Lot 76
circa 1876
oil on canvas
signed W.T. Trego / 1876 to lower right
28 x 40 inches.
This dynamic battle scene is believed to be The Charge of Custer at Winchester, also known as Custer's Charge at the Battle of Winchester or The Woodstock Races, the whereabouts of which were previously unknown. In the catalogue raisonné for William T. Trego, Joseph Eckhardt reproduces the following description of the painting: “The principal figure is, of course, the yellow-haired chieftain mounted on his blooded black charger, dashing across the field at the head of his regiment. His sword is raised high in air, and his face, which is a portrait, expresses all the fire and lofty courage and enthusiasm which characterized the man, and made him pre-eminent as a cavalry leader.” (The Cleveland Free Press, day and month unknown, 1879, as quoted in Abram Trego Shertzer, A Historical Account of the Trego Family [Baltimore: 1884], p. 71).

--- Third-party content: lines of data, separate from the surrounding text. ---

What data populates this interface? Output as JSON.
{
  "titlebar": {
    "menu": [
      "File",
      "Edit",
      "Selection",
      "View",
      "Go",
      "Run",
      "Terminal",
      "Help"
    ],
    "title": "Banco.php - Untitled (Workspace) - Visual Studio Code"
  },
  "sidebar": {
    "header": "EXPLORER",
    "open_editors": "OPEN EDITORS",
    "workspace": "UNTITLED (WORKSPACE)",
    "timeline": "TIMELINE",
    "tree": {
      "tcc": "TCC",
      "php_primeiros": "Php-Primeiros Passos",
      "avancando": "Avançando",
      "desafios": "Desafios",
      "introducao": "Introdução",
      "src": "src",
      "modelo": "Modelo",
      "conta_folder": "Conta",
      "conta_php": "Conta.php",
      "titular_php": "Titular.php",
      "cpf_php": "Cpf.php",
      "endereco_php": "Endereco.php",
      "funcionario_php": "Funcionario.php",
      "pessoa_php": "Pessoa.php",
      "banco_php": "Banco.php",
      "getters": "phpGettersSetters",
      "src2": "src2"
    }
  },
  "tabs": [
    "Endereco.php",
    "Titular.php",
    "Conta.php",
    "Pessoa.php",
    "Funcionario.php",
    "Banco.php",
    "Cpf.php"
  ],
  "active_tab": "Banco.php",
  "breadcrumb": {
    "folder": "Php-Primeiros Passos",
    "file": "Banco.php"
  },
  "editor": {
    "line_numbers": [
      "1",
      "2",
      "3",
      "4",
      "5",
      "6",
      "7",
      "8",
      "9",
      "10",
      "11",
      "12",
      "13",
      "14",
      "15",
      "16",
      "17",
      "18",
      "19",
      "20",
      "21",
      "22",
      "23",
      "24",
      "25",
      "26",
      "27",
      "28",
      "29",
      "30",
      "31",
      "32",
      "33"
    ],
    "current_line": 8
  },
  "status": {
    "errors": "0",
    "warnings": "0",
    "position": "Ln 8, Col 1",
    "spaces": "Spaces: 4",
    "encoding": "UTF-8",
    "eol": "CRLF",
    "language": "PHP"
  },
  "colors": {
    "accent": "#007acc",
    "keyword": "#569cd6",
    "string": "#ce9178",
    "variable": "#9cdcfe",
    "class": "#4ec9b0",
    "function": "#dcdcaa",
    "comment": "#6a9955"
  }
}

Trego won an award for this work at the Michigan State Fair in Detroit in 1879, and the subsequent recognition helped launch his career as a preeminent American history painter.
Provenance:
Acquired by Adlai Ewing, New York and Bloomington, Illinois, circa 1880s;
By donation, Bloomington Public Library, Bloomington, Illinois, circa 1888.
Exhibited:
Michigan State Fair, Detroit, Michigan, August/September 1879.
Custer’s Last, or The Battle of the Little Big Horn in Picturesque Perspective, Amon Carter Museum of Western Art, Fort Worth, Texas, 1968.